Tomasz Lis słynie z ordynarnych ataków wymierzanych w partię rządzącą, które zamieszcza najczęściej na swoim profilu na Twitterze. Choć już niejednokrotnie zaliczał spektakularne pomyłki, to nie traci rezonu i kontynuuje swą krucjatę przeciwko PiS-owi. Przy okazji zaliczył kolejną kompromitującą wpadkę.
Tym razem okazją do ataku na premier Szydło była publikacja przez pismo „Time” rankingu 46 kobiet, które zmieniają świat. Lis natychmiast postanowił wytknąć, że autorzy zestawienia pominęli szefową polskiego rządu. Time daje sylwetki 46 wybitnych kobiet, a naszą „nową liderkę Europy” pominęli. Spokojnie, zrepolonizujemy albo zdekoncentrujemy ten Time – napisał Lis.

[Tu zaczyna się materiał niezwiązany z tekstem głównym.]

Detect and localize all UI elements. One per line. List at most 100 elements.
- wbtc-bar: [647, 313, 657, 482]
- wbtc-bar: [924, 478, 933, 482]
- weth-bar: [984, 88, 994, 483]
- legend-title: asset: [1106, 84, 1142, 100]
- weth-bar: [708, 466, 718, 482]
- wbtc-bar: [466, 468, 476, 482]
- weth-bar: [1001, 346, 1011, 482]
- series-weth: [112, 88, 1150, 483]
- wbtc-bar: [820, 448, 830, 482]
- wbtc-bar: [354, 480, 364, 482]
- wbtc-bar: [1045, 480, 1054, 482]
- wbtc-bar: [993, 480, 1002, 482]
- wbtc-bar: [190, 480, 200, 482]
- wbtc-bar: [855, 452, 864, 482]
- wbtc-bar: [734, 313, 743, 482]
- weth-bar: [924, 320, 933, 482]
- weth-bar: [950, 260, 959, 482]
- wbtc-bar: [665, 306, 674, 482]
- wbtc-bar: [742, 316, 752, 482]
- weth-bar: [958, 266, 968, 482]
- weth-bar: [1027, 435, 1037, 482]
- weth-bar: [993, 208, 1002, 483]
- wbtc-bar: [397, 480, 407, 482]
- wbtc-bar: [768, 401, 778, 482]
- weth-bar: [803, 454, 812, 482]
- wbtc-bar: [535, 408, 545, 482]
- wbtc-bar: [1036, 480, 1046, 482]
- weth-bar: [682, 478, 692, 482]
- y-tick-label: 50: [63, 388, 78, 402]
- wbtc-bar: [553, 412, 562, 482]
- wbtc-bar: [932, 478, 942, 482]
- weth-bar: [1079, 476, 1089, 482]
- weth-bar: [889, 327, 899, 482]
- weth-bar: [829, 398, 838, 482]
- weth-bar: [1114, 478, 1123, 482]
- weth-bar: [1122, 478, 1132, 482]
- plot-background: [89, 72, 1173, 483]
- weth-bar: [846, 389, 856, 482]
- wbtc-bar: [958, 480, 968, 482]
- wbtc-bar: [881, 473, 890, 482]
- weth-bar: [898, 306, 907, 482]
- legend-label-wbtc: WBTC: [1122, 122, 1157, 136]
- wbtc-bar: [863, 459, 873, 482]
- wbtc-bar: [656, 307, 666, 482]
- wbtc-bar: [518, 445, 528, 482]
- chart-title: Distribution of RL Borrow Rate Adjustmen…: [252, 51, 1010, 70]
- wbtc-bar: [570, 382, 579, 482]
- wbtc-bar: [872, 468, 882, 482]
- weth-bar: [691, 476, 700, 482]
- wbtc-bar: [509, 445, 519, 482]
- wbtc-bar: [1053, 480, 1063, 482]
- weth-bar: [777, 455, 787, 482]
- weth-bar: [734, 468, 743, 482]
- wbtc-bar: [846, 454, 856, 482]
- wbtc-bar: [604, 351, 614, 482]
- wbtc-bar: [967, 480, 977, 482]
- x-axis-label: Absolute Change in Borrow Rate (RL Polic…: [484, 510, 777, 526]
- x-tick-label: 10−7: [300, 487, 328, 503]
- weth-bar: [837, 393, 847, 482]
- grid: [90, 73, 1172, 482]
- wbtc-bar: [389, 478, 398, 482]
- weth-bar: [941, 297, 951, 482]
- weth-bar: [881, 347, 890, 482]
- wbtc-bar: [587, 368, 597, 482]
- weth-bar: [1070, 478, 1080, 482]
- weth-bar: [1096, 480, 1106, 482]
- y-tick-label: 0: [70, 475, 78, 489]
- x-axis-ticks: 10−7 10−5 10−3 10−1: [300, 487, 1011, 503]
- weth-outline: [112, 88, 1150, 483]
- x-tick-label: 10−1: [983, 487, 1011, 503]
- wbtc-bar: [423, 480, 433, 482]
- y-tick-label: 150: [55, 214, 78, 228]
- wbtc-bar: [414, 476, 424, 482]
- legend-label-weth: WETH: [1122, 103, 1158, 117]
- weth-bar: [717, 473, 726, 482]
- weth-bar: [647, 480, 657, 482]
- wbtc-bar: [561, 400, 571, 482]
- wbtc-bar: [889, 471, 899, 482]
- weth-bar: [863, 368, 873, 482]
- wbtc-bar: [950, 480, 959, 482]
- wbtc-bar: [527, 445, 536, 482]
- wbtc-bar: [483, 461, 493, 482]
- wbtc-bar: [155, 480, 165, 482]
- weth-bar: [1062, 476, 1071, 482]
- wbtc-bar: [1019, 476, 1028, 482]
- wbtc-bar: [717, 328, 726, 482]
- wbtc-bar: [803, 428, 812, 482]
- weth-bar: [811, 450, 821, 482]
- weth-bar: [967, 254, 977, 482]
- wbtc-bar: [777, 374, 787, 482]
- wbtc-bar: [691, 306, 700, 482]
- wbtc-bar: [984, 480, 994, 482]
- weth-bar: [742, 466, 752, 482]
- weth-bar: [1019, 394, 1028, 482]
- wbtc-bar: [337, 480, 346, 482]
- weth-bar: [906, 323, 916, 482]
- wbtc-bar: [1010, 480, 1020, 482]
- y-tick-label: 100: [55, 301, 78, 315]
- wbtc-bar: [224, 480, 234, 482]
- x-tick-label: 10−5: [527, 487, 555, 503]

Czytaj także: Geostrategia, czas na radykalne zmiany
Być może nie byłoby w tym niczego zaskakującego, gdyby nie pewien szczegół. Otóż w rankingu nie dość, że nie było kobiet zajmujących się polityką, to były tam jedynie panie ze Stanów Zjednoczonych. To jednak Tomasz Lis już pominął, próbując wprowadzić użytkowników Twittera w błąd.
Oczywiście kłamstwo natychmiast się wydało, a internauci nie szczędzili sobie drwin z Lisa wskazując, że w prestiżowym zestawieniu nie ma nawet kanclerz Niemiec, Angeli Merkel ani – popularnej w lewicowych mediach – Brigitte Macron, żony prezydenta Francji.
Ubolewam ze w poprzednich latach nie wymieniali w tym rankingu naszej wspanialej Ewy Kopacz.
— Realista (@Realist62831546) 8 września 2017
Angele Merkel też pomineli. Panią Macron’ ową również.